Venezuela/Medien: Oszillographie der Macht

Dienstag, 17. September 2024

 

(zas, 17.9.24) Stell dir vor: Mehrmals berichteten estnische Medien über versteckte Lieferungen von Kalashnikovs aus Russland an dessen verbündete Milizen in Estland. Und doch berichten die Medien hier nicht darüber. Ach so, nicht russische Waffen, nicht Estland, bloss US-Waffen und Venezuela. Kein Grund zur Aufregung.

Chavistische Medien in Venezuela wollen das nicht einsehen und machen viel Lärm um nichts (s. etwa hier): Bloss wegen 400 aus den USA ins Land geschmuggelten Kalashnikov samt Zubehör, die leider am 14. September von den venezolanischen Behörden beschlagnahmt wurden. Und anderem Spielzeugs, wieder Kalashnikov darunter, das am folgenden Tag ebenfalls von den Behörden gestohlen wurde. Dabei waren die Lieferungen der US-Bude Centruy Arms für andere Empfänger bestimmt!  Wohl für kriminelle Milizen wie der Tren de Aragua, die sich nach den Wahlen Ende August leidenschaftlich für die Freiheit der Bürger eingesetzt hatte.

Solche Missetaten der Chavistas verletzen eindeutig die regelbasierte Weltordnung.

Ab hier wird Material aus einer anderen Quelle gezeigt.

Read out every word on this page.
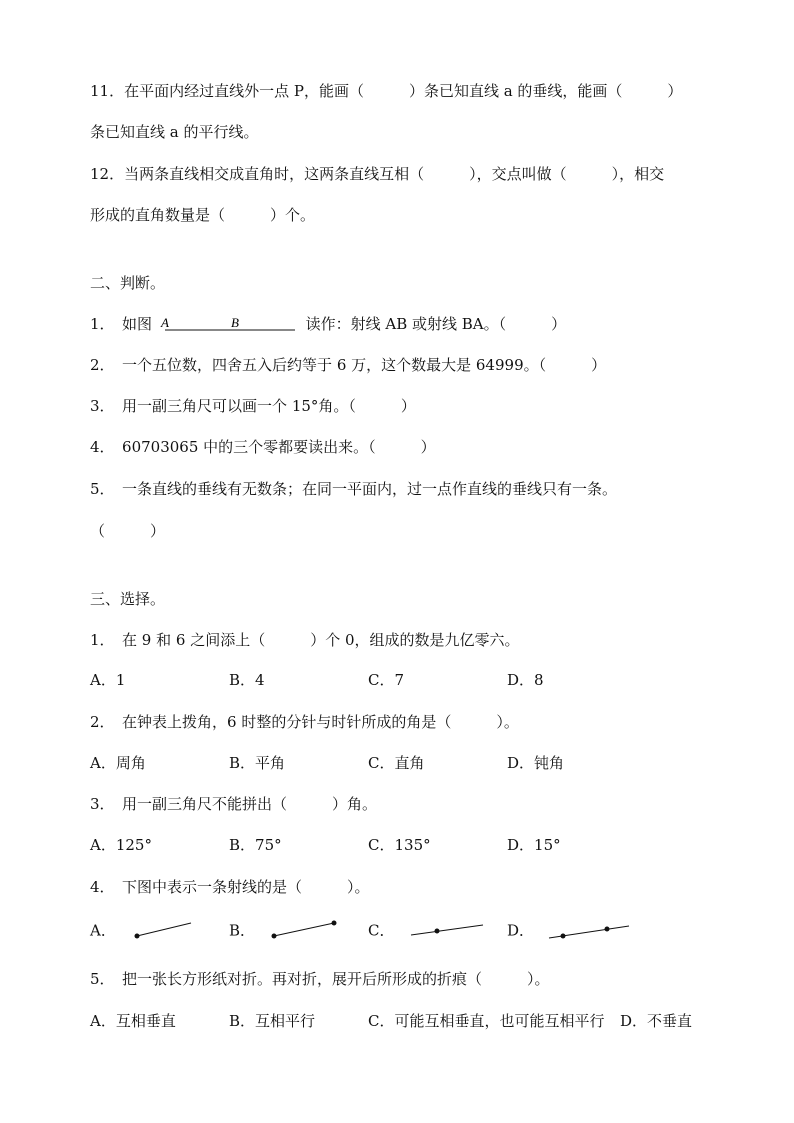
11．在平面内经过直线外一点 P，能画（　　　）条已知直线 a 的垂线，能画（　　　）
条已知直线 a 的平行线。
12．当两条直线相交成直角时，这两条直线互相（　　　），交点叫做（　　　），相交
形成的直角数量是（　　　）个。
二、判断。
1．　如图 A	B	读作：射线 AB 或射线 BA。（　　　）
2．　一个五位数，四舍五入后约等于 6 万，这个数最大是 64999。（　　　）
3．　用一副三角尺可以画一个 15°角。（　　　）
4．　60703065 中的三个零都要读出来。（　　　）
5．　一条直线的垂线有无数条；在同一平面内，过一点作直线的垂线只有一条。
（　　　）
三、选择。
1．　在 9 和 6 之间添上（　　　）个 0，组成的数是九亿零六。
A．1	B．4	C．7	D．8
2．　在钟表上拨角，6 时整的分针与时针所成的角是（　　　）。
A．周角	B．平角	C．直角	D．钝角
3．　用一副三角尺不能拼出（　　　）角。
A．125°	B．75°	C．135°	D．15°
4．　下图中表示一条射线的是（　　　）。
A．	B．	C．	D．
5．　把一张长方形纸对折。再对折，展开后所形成的折痕（　　　）。
A．互相垂直	B．互相平行	C．可能互相垂直，也可能互相平行 D．不垂直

Aber zum Glück recherchieren unsere freien Medien wie rasend. Als Beispiel: Gestern durften wir dank Werner Marti in der NZZ über abscheuliche Drogendeals der chavistischen Militärs lesen.  Es ging wieder um ihr geheimnisvolles Sonnenkartell, das Cártel de los Soles. Da liegen nämlich handfeste Beweise vor. Erstens aus der kolumbianischen Staatsanwaltschaft, der bekanntlich sowas wie faschistische Herrschaftssicherung nie in den Sinn kommt. Zweitens vom Portal Insight Crime, das, eben weil es zum Soft-Power-Arsenal Washingtons gehört, ebenfalls nur der vorurteilslosen Objektivität verpflichtet ist. Und drittens das US-Justizministerium. Womit bitte sehr die Beweislast per se erdrückend ist.

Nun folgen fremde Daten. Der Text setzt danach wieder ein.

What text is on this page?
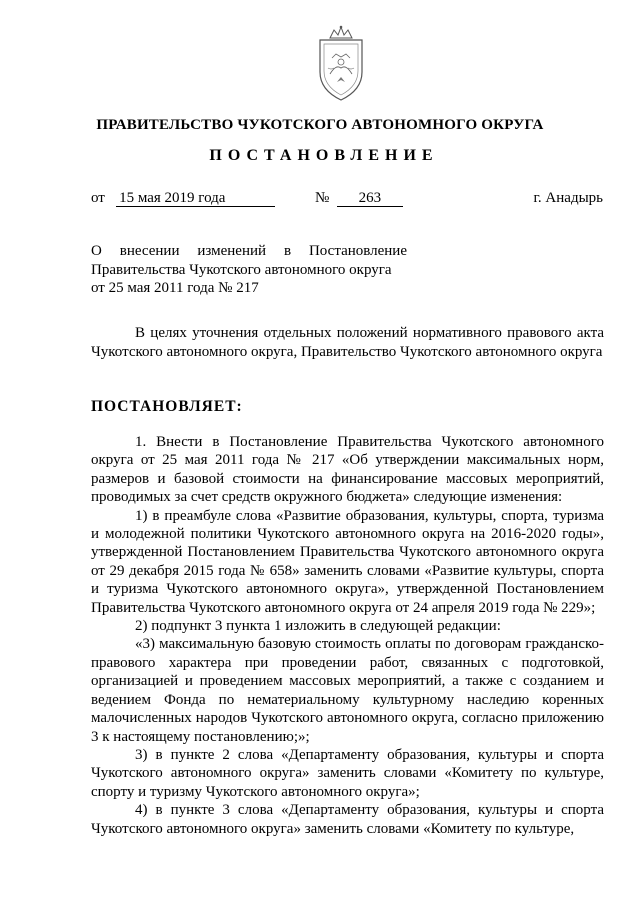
ПРАВИТЕЛЬСТВО ЧУКОТСКОГО АВТОНОМНОГО ОКРУГА
ПОСТАНОВЛЕНИЕ
от 15 мая 2019 года	№ 263	г. Анадырь
О внесении изменений в Постановление
Правительства Чукотского автономного округа
от 25 мая 2011 года № 217

В целях уточнения отдельных положений нормативного правового акта Чукотского автономного округа, Правительство Чукотского автономного округа

ПОСТАНОВЛЯЕТ:

1. Внести в Постановление Правительства Чукотского автономного округа от 25 мая 2011 года № 217 «Об утверждении максимальных норм, размеров и базовой стоимости на финансирование массовых мероприятий, проводимых за счет средств окружного бюджета» следующие изменения:

1) в преамбуле слова «Развитие образования, культуры, спорта, туризма и молодежной политики Чукотского автономного округа на 2016-2020 годы», утвержденной Постановлением Правительства Чукотского автономного округа от 29 декабря 2015 года № 658» заменить словами «Развитие культуры, спорта и туризма Чукотского автономного округа», утвержденной Постановлением Правительства Чукотского автономного округа от 24 апреля 2019 года № 229»;

2) подпункт 3 пункта 1 изложить в следующей редакции:

«3) максимальную базовую стоимость оплаты по договорам гражданско-правового характера при проведении работ, связанных с подготовкой, организацией и проведением массовых мероприятий, а также с созданием и ведением Фонда по нематериальному культурному наследию коренных малочисленных народов Чукотского автономного округа, согласно приложению 3 к настоящему постановлению;»;

3) в пункте 2 слова «Департаменту образования, культуры и спорта Чукотского автономного округа» заменить словами «Комитету по культуре, спорту и туризму Чукотского автономного округа»;

4) в пункте 3 слова «Департаменту образования, культуры и спорта Чукотского автономного округа» заменить словами «Комитету по культуре,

Nun: Das Kartell, das vor Jahren schon als eine Schaltzentrale des globalen Drogenhandels gehandelt wurde, war unfassbar. Nie konnte eines seiner Bankkonti enttarnt werden; nie gelang es, auch nur ein Gramm Pulver des Kartells zu beschlagnahmen. Es entschwand so hinter den Nebeln wie einst Avalon. Jetzt, wo eine neue Offensive gegen Venezuela aufgegleist wird, kommt das Monster wieder zum Vorschein. Dank dienstbaren Geistern wie Marti. Es gibt sie, die journalistischen Oszillographen. Die wie Marti etwa jeden Putsch in Lateinamerika als Durchbruch zu neuer Rechtsstaatlichkeit feiern, ausser wenn Washington abwinkt – wie zuletzt etwa in Guatemala. Sie registrieren und vermitteln gewissenhaft noch das schwächste Signal aus den Offices der Macht. Und beglücken dich und mich damit.